If insurers were denied access to any health information they would only be able to differentiate premiums according to very general risk markers, for example, age, gender or occupation. This would mean in effect that the healthy subsidise the unhealthy – but there would be equality.
However, if we allow insurers to have some kinds of health information, such as a person’s BMI or cholesterol level we no longer have any principled reason for excluding genetic information:
“Genetic information is not special. It is not inherently more specific, predictive, sensitive or private than other kinds of health information.”
Professor Holm concedes there are worries about sharing genetic information - allowing insurers to see genetic information could deter people from getting tested or insurers may use the information inappropriately. This may be the case, he says, but the same is true for other health information – for example whether someone is HIV positive.
He argues a better solution to this problem would be to make challengeable a decision to deny coverage for life or health insurance, thereby forcing insurers to make their reasoning transparent.

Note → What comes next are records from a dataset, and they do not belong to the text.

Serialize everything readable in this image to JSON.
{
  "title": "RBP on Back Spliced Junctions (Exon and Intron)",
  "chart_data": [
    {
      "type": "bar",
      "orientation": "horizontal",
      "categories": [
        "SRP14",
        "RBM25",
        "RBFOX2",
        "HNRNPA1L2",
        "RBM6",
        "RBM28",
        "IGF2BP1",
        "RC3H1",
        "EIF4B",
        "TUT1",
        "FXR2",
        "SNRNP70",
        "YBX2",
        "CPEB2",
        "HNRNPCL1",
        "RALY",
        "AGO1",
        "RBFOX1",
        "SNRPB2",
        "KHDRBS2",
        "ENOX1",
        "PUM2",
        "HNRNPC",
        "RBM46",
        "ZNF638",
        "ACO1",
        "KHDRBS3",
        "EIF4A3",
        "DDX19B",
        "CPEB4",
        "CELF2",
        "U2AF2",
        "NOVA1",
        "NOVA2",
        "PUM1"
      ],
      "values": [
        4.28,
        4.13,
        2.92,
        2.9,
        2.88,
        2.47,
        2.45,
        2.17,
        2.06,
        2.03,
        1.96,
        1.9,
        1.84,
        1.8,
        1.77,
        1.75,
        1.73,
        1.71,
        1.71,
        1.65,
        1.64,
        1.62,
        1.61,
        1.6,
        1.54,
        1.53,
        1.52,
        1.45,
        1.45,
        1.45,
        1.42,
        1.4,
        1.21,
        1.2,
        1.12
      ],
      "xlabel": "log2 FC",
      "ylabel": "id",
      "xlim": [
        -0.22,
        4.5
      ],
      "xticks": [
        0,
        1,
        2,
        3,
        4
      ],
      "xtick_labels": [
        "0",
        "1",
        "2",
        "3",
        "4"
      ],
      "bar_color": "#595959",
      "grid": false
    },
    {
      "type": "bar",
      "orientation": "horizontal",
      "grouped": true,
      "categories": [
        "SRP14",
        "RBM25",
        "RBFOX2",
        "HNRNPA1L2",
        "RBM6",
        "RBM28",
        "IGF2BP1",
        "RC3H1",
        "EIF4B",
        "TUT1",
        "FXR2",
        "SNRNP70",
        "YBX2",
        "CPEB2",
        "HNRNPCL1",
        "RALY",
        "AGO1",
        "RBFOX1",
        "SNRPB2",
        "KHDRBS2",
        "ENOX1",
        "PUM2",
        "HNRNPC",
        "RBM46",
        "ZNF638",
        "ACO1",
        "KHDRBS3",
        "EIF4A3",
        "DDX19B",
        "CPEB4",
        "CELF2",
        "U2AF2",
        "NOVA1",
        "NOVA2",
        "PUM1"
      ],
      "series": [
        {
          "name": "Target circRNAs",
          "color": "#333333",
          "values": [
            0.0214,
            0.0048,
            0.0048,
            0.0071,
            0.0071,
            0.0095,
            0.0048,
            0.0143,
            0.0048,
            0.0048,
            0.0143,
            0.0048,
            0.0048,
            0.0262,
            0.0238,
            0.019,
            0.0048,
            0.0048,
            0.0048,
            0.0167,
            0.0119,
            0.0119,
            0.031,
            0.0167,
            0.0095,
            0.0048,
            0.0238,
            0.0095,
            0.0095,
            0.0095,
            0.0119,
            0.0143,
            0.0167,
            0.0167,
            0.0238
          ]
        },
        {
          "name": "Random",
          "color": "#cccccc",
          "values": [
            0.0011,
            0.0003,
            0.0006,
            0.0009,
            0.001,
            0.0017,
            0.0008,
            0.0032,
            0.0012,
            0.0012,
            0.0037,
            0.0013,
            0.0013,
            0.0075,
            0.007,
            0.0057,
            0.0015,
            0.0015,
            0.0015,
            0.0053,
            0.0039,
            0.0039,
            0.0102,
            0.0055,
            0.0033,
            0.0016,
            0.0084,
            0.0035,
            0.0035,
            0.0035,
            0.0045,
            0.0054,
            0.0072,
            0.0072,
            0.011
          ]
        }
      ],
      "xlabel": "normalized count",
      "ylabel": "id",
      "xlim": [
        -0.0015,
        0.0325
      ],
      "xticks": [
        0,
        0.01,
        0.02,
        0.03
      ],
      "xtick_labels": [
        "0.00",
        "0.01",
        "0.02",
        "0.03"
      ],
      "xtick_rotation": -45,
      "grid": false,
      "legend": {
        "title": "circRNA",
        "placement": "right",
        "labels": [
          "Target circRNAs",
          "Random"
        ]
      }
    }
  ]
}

On the other side of the argument Professor Richard Ashcroft from the University of London says access to genetic information should not be allowed as it could lead to irrational discrimination. This arises, he says, from false beliefs about genetic information. It can be misunderstood or its significance over-estimated.
He says if insurers had access to complete health information, including genetic test results, it could lead to a situation which was “actuarially fair” but “socially unfair”:
“If the point of insurance is to cover the costs of ill luck, the only sort of ill luck you could not insure against would be the misfortune to have a late onset serious genetic disorder. Arguably such people would need insurance more than most yet would be less able than most to get it.”
In the face of uncertainty surrounding the interpretation of genetic information, occasional discriminatory practice by individual insurers and a lack of solutions to the problem of social justice, he says, it is preferable to maintain the status quo, at least in the medium term.